Axisymmetric problem in modified couple stress thermoelastic with void, diffusion and phase lags

The present work is focused on investigating the axisymmetric deformation in a thick circular plate with a heat source in modified couple stress thermoelastic (MCT) under void, diffusion, and phase lags impacts. The new set of governing equations is formulated and solved by using Laplace and Hankel transform techniques after converting the system of equations into dimensionless form and using the potential functions. The plate is subjected to a ramp-type heat source along with a thermal source, mass concentration source, and source over volume fraction field of voids (SVFV). For application, particular types of sources are taken to demonstrate the utility of the problem. The physical quantities like displacements, temperature field, mass concentration, chemical potential, and volume fraction field are determined analytically in the closed form. A numerical mathematical technique is employed to determine the resulting quantities for the original region and displayed in form of graphs to examine the different physical effects.
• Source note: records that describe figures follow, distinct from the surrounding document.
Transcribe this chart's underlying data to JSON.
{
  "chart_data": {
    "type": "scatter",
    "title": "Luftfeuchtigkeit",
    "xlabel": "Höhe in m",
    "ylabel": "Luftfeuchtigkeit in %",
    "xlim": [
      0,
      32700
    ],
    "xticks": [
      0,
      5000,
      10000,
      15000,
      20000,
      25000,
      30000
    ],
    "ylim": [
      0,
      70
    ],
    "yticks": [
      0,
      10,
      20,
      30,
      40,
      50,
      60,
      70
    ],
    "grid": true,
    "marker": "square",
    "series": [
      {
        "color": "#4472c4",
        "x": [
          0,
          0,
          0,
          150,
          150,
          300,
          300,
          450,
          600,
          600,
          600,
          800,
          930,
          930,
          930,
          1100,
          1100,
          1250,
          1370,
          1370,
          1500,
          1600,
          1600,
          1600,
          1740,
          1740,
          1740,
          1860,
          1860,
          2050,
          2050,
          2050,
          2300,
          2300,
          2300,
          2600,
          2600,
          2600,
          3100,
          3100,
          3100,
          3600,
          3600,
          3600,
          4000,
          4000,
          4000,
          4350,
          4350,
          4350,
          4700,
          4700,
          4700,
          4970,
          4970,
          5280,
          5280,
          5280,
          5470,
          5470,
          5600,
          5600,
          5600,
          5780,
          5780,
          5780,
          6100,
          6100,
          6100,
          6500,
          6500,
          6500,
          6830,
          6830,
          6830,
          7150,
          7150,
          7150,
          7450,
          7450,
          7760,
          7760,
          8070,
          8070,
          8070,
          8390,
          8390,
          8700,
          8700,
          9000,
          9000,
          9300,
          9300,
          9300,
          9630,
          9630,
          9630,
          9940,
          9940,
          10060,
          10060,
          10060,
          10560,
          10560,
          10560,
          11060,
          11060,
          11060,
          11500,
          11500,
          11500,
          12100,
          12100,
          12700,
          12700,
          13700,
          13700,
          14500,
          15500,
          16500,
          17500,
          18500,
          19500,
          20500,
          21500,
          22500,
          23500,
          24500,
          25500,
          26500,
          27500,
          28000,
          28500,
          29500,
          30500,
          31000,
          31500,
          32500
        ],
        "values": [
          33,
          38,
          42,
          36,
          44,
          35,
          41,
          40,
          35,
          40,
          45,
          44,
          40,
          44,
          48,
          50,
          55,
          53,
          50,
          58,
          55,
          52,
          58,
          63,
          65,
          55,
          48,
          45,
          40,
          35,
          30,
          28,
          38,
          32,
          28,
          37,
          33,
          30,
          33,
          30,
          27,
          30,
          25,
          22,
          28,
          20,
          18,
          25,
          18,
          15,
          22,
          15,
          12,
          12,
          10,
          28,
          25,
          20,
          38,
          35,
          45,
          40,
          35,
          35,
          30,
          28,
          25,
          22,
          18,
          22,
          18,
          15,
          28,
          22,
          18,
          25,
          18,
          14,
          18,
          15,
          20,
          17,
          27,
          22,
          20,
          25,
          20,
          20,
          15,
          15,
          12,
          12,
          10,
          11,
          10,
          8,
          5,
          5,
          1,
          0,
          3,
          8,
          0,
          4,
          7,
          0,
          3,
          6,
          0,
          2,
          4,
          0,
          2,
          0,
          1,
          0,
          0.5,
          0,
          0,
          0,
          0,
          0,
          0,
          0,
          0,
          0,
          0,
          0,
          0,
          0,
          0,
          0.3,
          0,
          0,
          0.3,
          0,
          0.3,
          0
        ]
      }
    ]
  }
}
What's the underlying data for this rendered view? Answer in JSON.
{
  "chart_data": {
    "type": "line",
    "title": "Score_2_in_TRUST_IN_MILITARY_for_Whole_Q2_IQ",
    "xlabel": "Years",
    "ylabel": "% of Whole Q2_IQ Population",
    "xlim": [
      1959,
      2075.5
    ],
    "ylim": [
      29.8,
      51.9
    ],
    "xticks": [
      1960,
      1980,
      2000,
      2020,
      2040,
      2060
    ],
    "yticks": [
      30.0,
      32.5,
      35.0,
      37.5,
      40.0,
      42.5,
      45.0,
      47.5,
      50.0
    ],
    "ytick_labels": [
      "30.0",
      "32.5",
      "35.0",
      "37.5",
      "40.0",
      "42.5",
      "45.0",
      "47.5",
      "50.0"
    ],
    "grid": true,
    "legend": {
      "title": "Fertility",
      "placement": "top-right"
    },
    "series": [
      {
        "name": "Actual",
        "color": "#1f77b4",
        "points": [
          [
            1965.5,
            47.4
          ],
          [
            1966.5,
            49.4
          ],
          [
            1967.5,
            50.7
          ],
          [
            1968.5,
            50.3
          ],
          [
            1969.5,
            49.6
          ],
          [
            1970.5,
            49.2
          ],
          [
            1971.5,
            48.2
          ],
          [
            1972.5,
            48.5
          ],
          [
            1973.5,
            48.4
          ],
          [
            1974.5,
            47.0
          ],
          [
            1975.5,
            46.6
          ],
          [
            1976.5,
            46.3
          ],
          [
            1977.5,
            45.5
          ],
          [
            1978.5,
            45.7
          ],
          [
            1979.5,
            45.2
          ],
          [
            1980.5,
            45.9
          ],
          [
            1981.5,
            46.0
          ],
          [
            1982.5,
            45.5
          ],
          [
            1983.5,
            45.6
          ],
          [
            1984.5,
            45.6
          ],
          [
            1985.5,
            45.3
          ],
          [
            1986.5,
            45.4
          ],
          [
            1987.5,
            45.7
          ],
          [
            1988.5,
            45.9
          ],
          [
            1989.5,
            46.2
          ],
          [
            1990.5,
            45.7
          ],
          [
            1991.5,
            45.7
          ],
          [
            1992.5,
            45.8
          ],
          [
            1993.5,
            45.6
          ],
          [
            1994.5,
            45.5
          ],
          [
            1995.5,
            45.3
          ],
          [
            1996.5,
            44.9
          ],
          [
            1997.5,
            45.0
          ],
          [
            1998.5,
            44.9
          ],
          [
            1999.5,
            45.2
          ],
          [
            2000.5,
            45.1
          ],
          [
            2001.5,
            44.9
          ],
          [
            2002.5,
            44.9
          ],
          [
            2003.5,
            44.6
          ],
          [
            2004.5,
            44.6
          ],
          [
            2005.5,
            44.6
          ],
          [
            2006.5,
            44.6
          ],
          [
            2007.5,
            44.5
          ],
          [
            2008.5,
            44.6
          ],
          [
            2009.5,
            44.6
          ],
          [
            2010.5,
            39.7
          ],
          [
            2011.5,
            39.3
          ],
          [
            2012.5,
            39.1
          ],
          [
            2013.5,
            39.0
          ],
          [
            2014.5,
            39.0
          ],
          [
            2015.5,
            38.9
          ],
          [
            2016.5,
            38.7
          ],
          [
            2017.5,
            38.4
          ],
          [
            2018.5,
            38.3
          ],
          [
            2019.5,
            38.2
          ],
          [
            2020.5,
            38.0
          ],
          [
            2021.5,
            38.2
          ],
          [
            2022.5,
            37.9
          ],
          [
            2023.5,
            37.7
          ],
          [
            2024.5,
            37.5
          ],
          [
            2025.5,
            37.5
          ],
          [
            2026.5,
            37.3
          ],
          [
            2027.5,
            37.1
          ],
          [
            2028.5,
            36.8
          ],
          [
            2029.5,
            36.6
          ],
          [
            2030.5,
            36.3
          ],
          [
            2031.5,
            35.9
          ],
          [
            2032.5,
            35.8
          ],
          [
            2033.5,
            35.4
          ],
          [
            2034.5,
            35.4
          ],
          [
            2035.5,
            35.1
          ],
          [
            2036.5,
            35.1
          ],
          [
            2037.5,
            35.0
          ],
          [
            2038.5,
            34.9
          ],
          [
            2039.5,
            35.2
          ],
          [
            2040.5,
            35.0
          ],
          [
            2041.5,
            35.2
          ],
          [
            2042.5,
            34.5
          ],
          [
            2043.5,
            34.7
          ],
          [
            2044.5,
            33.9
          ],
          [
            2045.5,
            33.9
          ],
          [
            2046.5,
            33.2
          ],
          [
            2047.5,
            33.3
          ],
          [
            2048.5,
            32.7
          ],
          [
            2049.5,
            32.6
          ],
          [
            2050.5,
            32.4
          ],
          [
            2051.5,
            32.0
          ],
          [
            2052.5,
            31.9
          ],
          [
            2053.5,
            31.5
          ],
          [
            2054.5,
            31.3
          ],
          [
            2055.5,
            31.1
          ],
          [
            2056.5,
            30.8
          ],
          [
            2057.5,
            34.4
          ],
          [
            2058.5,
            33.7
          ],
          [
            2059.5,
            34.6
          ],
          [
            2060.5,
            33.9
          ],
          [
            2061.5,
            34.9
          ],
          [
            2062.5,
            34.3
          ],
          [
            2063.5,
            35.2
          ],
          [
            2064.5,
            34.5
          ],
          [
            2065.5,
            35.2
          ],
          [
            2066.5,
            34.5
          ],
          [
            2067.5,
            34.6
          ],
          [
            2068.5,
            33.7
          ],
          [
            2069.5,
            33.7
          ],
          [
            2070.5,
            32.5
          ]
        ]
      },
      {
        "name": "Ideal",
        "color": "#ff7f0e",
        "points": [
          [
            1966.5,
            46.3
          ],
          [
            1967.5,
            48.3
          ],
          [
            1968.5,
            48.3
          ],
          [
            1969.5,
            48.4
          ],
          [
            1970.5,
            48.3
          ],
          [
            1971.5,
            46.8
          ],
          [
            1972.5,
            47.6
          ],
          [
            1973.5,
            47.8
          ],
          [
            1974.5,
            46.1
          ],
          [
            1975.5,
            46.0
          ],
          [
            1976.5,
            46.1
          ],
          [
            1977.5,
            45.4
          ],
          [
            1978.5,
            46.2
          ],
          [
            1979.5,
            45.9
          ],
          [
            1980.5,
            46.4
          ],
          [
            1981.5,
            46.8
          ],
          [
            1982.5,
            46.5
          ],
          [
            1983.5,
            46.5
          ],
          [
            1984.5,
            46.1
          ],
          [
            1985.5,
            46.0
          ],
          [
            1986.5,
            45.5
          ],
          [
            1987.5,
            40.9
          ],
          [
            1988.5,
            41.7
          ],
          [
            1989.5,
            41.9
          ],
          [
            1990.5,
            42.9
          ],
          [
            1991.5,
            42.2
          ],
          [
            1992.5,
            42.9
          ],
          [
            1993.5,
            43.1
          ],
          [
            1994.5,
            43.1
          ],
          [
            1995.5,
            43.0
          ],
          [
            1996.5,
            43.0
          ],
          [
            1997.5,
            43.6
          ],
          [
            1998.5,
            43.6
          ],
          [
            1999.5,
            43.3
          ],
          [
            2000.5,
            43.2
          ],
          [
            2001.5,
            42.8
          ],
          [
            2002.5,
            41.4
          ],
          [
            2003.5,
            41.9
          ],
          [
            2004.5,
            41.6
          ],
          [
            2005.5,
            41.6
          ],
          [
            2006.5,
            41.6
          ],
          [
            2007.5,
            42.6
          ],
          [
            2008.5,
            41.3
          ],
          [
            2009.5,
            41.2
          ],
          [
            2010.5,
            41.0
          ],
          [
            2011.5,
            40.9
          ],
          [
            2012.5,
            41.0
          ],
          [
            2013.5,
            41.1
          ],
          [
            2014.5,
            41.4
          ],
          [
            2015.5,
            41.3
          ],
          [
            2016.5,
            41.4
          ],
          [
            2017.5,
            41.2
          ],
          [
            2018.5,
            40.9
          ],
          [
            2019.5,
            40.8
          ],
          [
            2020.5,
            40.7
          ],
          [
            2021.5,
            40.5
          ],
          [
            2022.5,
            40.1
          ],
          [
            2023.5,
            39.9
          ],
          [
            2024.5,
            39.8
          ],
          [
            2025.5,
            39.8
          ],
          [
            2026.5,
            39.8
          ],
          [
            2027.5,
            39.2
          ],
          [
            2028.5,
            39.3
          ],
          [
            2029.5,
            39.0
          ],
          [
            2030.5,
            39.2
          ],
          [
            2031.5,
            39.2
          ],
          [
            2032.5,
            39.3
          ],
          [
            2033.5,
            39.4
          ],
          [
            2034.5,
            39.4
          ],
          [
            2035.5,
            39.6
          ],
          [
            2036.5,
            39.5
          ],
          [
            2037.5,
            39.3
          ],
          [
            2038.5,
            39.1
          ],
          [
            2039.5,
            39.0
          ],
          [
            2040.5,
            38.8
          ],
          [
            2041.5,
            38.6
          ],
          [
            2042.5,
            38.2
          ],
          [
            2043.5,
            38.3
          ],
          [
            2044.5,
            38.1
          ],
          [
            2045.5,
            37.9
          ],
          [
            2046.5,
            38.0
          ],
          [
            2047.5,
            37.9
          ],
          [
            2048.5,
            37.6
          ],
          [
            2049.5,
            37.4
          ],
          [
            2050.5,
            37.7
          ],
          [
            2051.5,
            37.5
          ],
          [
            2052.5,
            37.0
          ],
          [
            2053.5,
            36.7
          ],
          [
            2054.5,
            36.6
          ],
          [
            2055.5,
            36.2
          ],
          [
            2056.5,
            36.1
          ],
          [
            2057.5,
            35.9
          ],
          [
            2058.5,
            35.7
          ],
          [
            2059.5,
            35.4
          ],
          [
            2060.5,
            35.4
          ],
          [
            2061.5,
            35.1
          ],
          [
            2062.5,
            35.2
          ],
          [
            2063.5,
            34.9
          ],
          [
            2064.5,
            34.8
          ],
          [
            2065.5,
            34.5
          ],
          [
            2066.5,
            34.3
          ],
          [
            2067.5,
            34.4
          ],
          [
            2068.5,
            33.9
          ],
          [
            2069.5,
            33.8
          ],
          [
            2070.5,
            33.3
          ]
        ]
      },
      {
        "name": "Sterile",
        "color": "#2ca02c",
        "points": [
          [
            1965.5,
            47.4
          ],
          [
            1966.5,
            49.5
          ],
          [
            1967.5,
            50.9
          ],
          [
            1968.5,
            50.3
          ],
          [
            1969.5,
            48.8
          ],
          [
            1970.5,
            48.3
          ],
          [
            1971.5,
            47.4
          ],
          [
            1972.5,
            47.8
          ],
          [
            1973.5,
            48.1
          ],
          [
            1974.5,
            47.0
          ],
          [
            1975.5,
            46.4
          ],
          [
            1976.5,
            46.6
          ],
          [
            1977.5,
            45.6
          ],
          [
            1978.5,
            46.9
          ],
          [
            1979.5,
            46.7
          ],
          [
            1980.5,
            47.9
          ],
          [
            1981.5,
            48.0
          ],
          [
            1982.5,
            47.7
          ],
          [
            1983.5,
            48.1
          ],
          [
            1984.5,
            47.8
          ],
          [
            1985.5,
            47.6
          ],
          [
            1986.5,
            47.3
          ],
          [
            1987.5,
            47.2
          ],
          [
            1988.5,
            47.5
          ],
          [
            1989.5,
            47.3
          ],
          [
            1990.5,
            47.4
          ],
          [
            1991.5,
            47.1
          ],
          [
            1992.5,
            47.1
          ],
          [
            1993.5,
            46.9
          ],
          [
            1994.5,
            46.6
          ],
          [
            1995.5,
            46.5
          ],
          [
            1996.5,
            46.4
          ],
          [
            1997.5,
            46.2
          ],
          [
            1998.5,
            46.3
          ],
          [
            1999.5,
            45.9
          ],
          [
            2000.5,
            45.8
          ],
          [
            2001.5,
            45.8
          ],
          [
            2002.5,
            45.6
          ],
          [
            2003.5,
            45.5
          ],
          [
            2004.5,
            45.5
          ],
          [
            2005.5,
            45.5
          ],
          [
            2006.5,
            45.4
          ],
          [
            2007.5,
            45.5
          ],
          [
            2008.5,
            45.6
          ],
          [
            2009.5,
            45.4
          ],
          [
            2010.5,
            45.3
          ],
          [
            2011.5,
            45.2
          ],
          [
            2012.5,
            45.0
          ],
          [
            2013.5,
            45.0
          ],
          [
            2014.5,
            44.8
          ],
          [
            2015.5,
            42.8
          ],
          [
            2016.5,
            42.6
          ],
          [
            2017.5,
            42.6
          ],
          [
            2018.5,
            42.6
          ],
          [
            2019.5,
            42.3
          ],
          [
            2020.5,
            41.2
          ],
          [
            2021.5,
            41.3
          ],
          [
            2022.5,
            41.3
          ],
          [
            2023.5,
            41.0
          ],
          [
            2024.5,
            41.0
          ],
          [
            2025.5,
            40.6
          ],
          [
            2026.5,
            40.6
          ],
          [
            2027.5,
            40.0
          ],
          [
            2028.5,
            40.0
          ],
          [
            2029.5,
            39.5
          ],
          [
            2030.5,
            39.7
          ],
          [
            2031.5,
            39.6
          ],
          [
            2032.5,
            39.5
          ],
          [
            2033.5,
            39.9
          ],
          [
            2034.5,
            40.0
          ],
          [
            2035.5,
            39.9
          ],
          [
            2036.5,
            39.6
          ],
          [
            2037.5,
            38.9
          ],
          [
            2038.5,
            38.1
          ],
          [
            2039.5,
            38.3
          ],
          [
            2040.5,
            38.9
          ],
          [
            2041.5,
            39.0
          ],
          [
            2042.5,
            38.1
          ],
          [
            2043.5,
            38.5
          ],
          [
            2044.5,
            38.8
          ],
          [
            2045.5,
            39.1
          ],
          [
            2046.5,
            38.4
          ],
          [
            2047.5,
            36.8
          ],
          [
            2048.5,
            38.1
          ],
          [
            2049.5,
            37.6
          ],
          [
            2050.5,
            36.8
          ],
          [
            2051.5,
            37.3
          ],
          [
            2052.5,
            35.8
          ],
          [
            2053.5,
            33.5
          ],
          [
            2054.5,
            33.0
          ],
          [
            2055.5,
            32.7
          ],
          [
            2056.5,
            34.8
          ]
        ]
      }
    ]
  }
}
The problem is validated by comparing results with those obtained by different authors. The results provide a motivation to investigate thermal conducting modified couple stress elastic solid under the physical impact of mass diffusion, porosity and phase lags as a new class of material. The present work is very much expected to be useful for various deformation and vibration problems in geophysics, material science, engineering, and biothermoelastic materials.

Automated summary

The present work investigates the axisymmetric deformation in a thick circular plate with a heat source under void, diffusion, and phase lags impacts using modified couple stress thermoelastic (MCT). New set of governing equations is formulated and solved using Laplace and Hankel transform techniques in dimensionless form and using potential functions. Analytical closed-form solutions for physical quantities such as displacements, temperature field, mass concentration, chemical potential, and volume fraction field are obtained, and numerical techniques are employed to analyze different physical effects. The results provide motivation to study thermal conducting modified couple stress elastic solid under the physical impact of mass diffusion, porosity, and phase lags as a new class of material. This work has significant importance for various deformation and vibration problems in geophysics, material science, engineering, and biothermoelastic materials.